A Narrative Topography of Southern California

In this issue, our contributors traverse the region to bring back stories about food, place, and memory; amusements and joys both past and present; amibitious feats of athleticism; and quiet lives lived either by choice or chance on the margins of society.

Our writers have covered the the coast with their own map of lives as they are (or were) lived in Southern California. From Sarah Gray Isenberg's profile of the Twelve Tribes religious commune of Vista in North San Diego county, to Irene Marie Cruz's report of an Irvine resident who has competed in the Iditarod, and on to Anaheim, where Shadi Jafari reports on the dark side of life near Disneyland, we learn about our neighbors' extraordinary diversityof experiences and points of view. Also in Anaheim, Dominique Zamora revisits a favorite haunt of her childhood, and in Huntington Harbor, Jennifer Jopson takes us paddleboarding with a sports legend.
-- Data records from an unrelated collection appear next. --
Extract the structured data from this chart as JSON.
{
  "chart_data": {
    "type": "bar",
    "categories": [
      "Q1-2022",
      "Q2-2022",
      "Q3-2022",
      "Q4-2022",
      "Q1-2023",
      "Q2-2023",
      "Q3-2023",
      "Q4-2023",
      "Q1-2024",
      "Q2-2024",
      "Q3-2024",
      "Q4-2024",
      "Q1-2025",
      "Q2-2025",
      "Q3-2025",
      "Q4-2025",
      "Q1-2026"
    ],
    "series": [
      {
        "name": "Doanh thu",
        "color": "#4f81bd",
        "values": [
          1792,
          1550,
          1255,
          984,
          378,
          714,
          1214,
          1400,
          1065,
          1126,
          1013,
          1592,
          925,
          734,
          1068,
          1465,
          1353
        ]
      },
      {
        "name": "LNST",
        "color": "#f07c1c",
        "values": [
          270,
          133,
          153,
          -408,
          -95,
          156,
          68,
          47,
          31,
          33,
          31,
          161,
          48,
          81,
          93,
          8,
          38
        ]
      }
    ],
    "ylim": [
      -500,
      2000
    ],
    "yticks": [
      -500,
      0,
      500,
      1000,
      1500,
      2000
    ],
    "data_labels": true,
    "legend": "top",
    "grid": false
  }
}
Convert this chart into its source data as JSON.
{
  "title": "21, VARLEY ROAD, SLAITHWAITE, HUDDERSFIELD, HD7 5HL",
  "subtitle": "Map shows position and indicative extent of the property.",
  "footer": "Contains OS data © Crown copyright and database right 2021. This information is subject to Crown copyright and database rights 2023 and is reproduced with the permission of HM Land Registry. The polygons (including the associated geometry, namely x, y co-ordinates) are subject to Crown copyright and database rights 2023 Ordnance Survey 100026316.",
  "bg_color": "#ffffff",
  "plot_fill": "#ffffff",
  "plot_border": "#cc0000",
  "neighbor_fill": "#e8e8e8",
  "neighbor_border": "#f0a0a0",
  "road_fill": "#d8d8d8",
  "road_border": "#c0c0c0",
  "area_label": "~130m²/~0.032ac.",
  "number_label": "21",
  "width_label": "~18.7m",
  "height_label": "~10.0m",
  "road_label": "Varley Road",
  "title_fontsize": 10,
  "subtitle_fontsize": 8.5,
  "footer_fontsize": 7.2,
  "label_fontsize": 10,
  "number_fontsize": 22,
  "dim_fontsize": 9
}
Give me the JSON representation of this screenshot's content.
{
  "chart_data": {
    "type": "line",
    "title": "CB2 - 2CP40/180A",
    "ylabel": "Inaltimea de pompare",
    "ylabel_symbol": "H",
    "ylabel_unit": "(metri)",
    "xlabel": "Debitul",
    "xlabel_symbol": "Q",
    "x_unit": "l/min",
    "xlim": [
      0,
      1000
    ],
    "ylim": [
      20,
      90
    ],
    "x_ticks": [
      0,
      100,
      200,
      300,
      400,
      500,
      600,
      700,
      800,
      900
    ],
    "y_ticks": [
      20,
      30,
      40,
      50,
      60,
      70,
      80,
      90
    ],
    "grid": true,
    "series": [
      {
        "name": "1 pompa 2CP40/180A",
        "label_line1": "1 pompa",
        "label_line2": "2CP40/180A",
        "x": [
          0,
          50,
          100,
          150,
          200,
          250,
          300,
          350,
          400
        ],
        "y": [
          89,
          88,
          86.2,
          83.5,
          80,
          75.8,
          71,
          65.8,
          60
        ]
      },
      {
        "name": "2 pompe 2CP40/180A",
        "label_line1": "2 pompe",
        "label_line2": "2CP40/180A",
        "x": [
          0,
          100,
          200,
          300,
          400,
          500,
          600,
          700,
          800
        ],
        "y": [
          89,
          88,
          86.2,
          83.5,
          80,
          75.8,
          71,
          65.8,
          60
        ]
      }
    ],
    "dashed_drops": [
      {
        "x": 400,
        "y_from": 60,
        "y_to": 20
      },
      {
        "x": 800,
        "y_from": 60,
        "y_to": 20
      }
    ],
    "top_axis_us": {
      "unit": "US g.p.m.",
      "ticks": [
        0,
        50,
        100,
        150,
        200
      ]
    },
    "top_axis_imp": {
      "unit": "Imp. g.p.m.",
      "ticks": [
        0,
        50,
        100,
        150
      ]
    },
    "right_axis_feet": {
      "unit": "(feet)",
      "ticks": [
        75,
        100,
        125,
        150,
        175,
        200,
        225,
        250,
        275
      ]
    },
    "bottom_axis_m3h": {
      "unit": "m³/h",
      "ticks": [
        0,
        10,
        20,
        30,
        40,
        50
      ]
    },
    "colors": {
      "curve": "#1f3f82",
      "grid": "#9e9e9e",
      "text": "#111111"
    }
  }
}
Nearby, Cleo Tobbi shadows professional bakers as they deep-fry doughnuts at 6 AM in Glendora. In Little Armenia, Michael Karakash shows us the many meanings of falafel for an immigrant community. And from the archives of the region, Jenny Lyons reconstructs a lost pleasure palace that once graced the Santa Monica Pier.

Reading these stories is a great way to explore Southern California, where we have heard it all before, with fresh eyes and without a map. A narrative topography, this issue of Kiosk allows us to feel our way through the region, one story at a time.